Overall, these two are perfect prospects for the Houston system. They’re established enough that we can say that the hype is not merely projection–both players had huge years in 2010 and have performed solidly this year–but they’re still far away enough that they won’t be playing in Houston for the next year or two. And that’s a good thing–years of service time shouldn’t be wasted on teams as bad as this year’s (and probably next year’s) Astros. By the time Singleton and Cosart are up, Houston should have had a chance to restock its system and come up with some sort of concrete plan for the future.

In the meantime, they also got a player in Zeid who’s flourished since moving to the bullpen in Double-A, with a 24/2 K/BB in 16 innings.
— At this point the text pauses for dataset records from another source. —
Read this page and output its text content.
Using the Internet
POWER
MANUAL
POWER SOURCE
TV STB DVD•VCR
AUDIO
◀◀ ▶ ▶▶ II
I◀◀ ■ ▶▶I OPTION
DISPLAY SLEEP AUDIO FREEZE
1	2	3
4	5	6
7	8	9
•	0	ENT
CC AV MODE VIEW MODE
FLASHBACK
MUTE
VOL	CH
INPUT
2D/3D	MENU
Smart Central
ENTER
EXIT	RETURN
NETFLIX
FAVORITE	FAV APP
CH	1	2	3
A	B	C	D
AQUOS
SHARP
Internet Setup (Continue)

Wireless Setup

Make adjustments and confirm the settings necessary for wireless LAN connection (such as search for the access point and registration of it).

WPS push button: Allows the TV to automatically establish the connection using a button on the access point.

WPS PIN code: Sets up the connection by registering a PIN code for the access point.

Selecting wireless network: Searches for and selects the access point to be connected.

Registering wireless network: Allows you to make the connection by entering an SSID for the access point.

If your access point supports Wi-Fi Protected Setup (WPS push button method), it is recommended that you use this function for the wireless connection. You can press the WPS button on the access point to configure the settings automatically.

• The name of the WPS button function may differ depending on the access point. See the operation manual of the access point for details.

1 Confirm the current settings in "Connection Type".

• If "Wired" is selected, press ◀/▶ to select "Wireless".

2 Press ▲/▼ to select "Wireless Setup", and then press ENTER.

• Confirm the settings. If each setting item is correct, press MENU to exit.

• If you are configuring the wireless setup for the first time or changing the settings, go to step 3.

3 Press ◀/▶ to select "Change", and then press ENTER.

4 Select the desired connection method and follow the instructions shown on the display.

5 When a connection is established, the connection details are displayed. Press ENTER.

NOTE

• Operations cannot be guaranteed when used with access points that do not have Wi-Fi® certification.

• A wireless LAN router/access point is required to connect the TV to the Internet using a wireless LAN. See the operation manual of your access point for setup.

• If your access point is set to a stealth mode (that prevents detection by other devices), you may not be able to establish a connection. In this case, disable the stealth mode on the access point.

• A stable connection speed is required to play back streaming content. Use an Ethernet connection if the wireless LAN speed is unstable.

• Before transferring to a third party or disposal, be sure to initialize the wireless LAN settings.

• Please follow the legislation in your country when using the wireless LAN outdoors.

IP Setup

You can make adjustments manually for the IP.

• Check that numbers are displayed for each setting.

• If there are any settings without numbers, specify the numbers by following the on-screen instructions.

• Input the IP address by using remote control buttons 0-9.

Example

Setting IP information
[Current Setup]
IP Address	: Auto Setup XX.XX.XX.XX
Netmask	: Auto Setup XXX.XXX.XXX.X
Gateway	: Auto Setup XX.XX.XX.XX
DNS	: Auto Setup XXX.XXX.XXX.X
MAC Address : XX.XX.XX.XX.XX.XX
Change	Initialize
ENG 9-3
The 24-year-old could be in Houston quickly, and he’s the sort of low-upside player who could make a lot of sense eating seventh innings for the Astros while they wait for their young talent to mature.

It’s worth noting, in the aftermath of this deal, that both Singleton and Cosart will be moving from one of the most pitcher-friendly High-A ballparks to the most hitter-friendly park in the entire minor leagues, so don’t be surprised if Singleton’s numbers suddenly explode and Cosart has some problems there.

It’s more difficult to explain away the Phillies’ side of this deal, but not impossible.

For one, they’re obviously looking to win now, while Ryan Howard, Chase Utley, Roy Halladay, Cliff Lee, Roy Oswalt, and Cole Hamels are near their peaks. With Ibanez and Francisco dragging the team down in left field, they sought to fill a huge hole, and certainly got an upgrade for the next 2 1/2 seasons. Pence should be a poor man’s version of what Jayson Werth was in Philadelphia.

And to get him, they gave up players from positions of strength. Nobody’s quite sure whether Singleton could handle the outfield long-term, Ryan Howard’s at first for six years, and prospects Matt Rizzotti and Cody Overbeck could take over for Howard if he went down. And the Phillies are extremely rich in pitching prospects, between Julio Rodriguez, Trevor May, Brody Colvin, Tyler Cloyd, Austin Hyatt, Jesse Biddle, Phillippe Aumont, Justin De Fratus, and others. With Halladay and Lee signed long-term anyway, it’s probable that Philadelphia can fill their other pitching slots solidly out of that pool, Cosart or no Cosart. And obviously neither Zeid nor the PTNBL (said to be a non-acclaimed prospect) should hold this deal up.

Since Singleton and Cosart took statistical slides this year, the Phillies also sold high. Nobody’s really worried about either player’s performance yet, so Philadephia pulled the trigger before anybody broached the idea of either player having a disconnect between stats and tools. And it is too early to question that, but the Phillies obviously know their prospects better than anybody, so perhaps they had inside knowledge that made them slightly pessimistc. I asked a similar question about Zack Wheeler‘s high walk rate with the Carlos Beltran trade–nobody’s worried yet, but if it keeps up, at some point the prospect’s value drops.

All that said, there’s still no way around the fact that the Phillies traded two excellent prospects for a merely above-average player. While one can tease out their reasons for doing so, I find it difficult to believe that they couldn’t have gotten a more cost-effective trade. While Philadelphia doesn’t come out as bad as I’d expect them to on paper, the Astros definitely got the better side of this trade, since it dovetails perfectly with their organizational objectives.